Ainsi, 70 % des Français donnent leur premier rendez-vous amoureux dans un bar ou un restaurant (Harris Interactive, février 2019). Et 61 % des femmes pensent que l’alcool facilite les rencontres, à peu près autant sont déjà rentrées pompettes avec un inconnu (Emmanuelles.fr, janvier 2014). Même chose pour les hommes : 66 % boivent au premier rendez-vous (Castalie, mars 2018). Pas mieux chez les plus jeunes : selon l’application de rencontre Tinder, les émojis « verre de vin rouge » et « chope de bière » font partie du top 20 des millennials en 2019.

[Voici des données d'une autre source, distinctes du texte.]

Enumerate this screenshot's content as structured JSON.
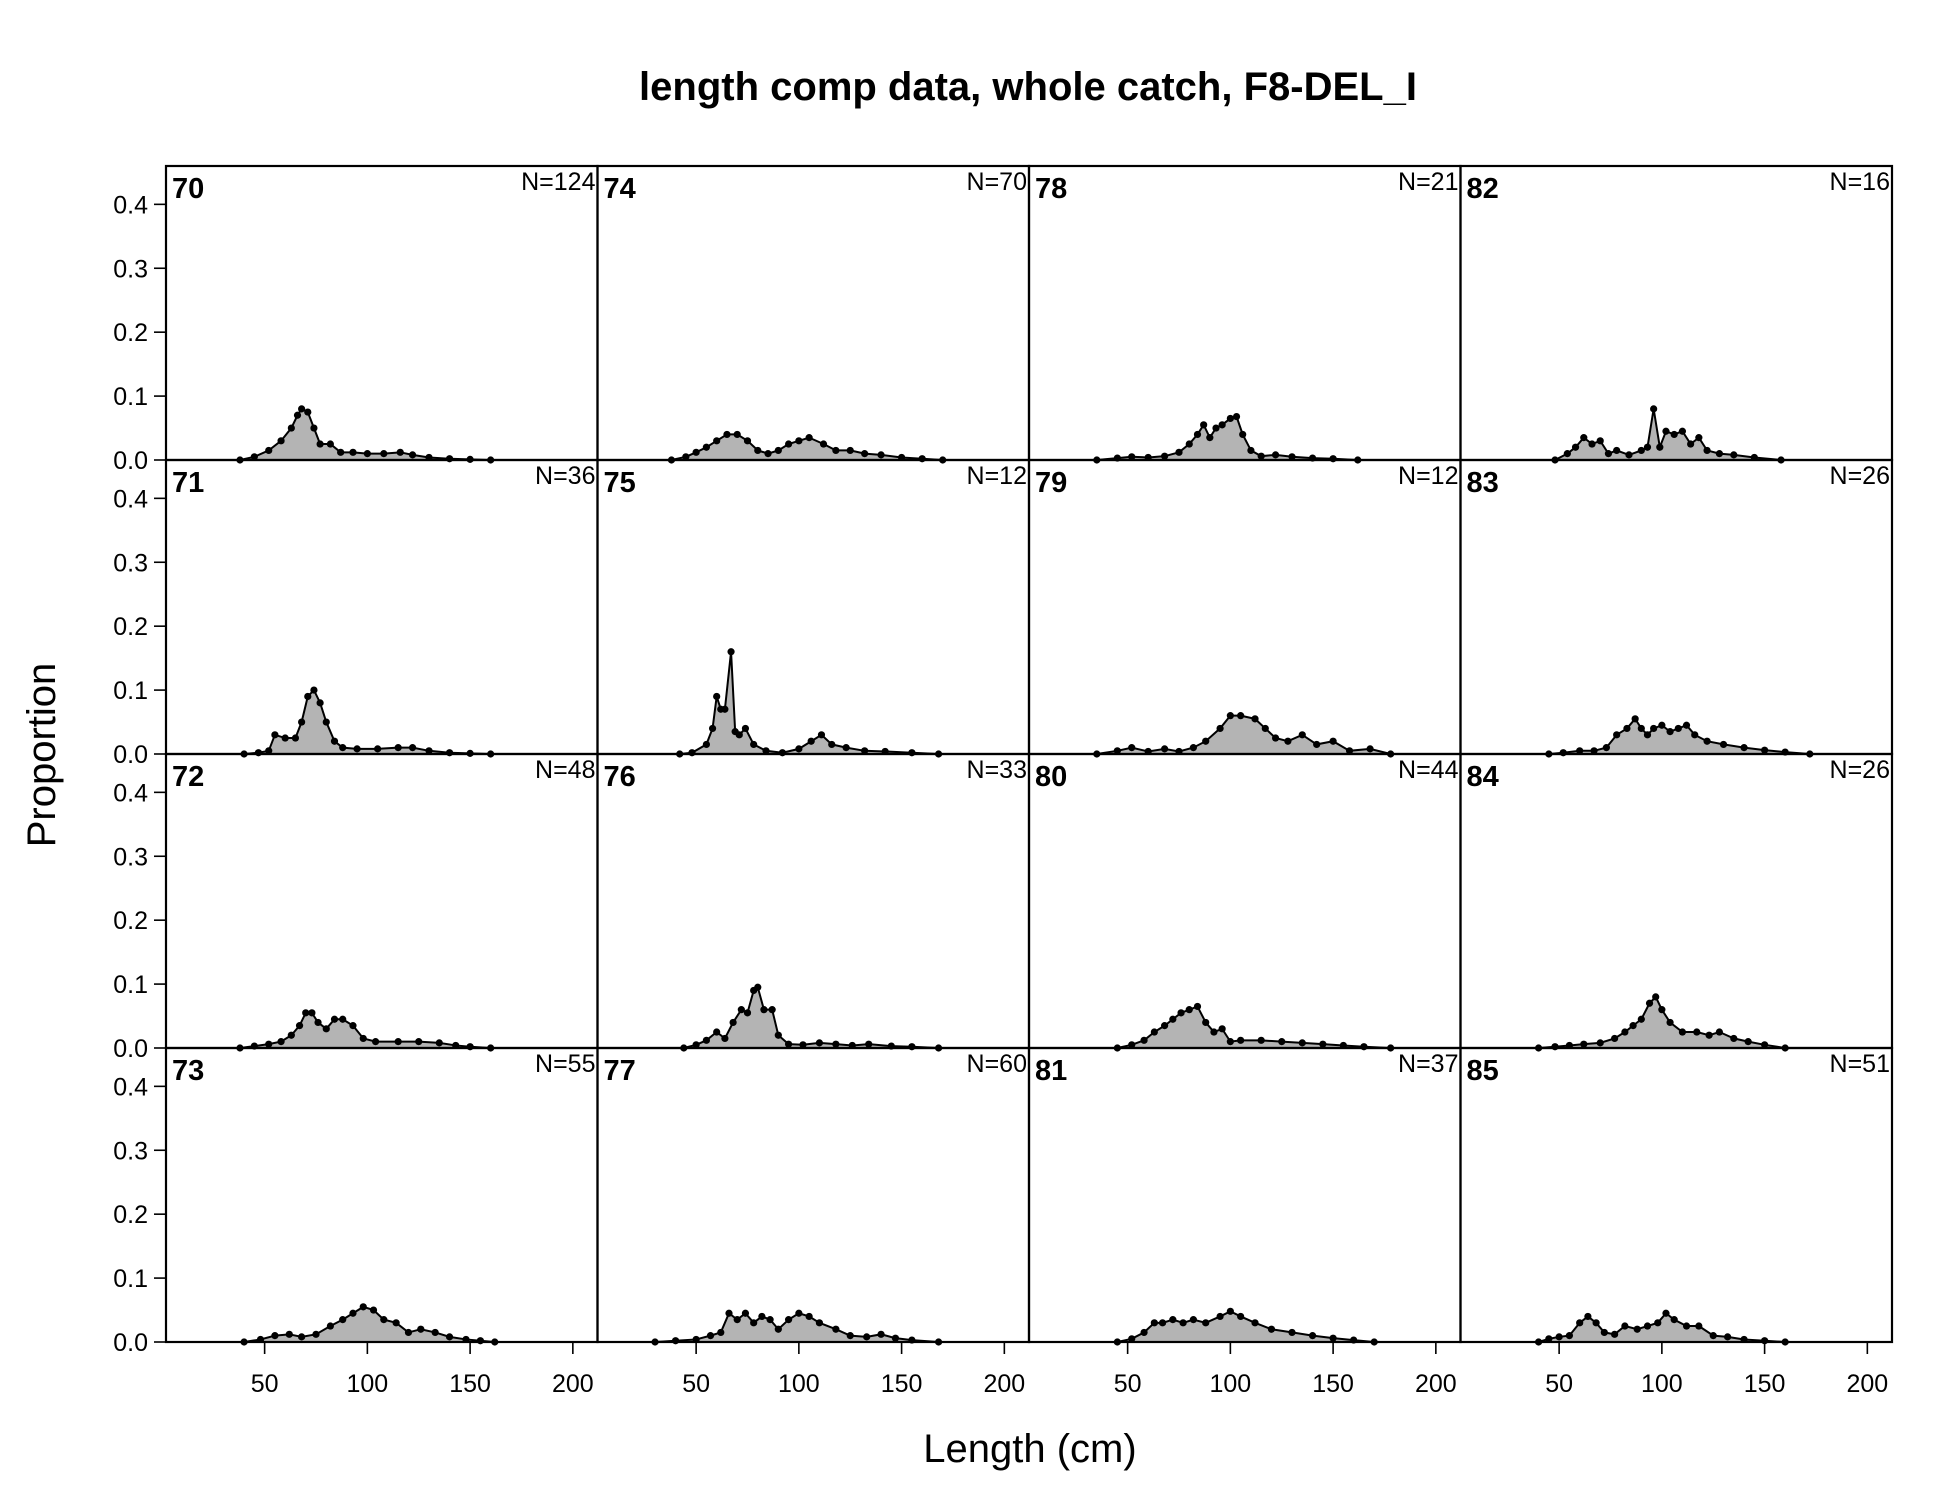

Pas mieux non plus chez nos voisins occidentaux ! Un sondage de 2013 montre ainsi qu’en Angleterre, 11 % des adultes qui boivent régulièrement le font systématiquement avant de faire l’amour… essentiellement parce que sans cette stimulation, leur libido leur ferait défaut (UKMedix.com). Sur les campus universitaires américains, la fête est tellement synonyme d’alcool qu’au moins un cinquième des rapports sexuels se produit après que les étudiants ont bu (Psychology of Addictive Behaviors, 2009).

Substance ambivalente

Ce qui nous ramène à notre mois de janvier : le prendrez-vous sec, mouillé, à la paille, on the rocks ? Pour vous aider à vous décider, commençons par rappeler les basiques des conséquences de l’alcool : si le plaisir et les performances ne sont pas toujours au rendez-vous, le désir et la confiance sont augmentés. (Je vous laisse relire ma chronique dédiée à cette question.)

Comme aphrodisiaque, cette substance se révèle ambivalente : les rapports alcoolisés occasionnent plus de regrets, plus de dérapages, et plus d’agressions pures et dures. L’alcoolisation excessive, jusqu’au trou noir, conduit à outrepasser le consentement, au point que certains experts ont pu parler de l’alcool comme d’une « drogue du viol ». C’est ce qu’aura démontré le célèbre cas Brock Turner en 2015 : alors que la vulnérabilité de la victime constitue une circonstance aggravante en France, elle sert régulièrement à excuser les violeurs aux Etats-Unis. (Je vous recommande le texte du juriste Benoît Le Dévédec sur cette question.)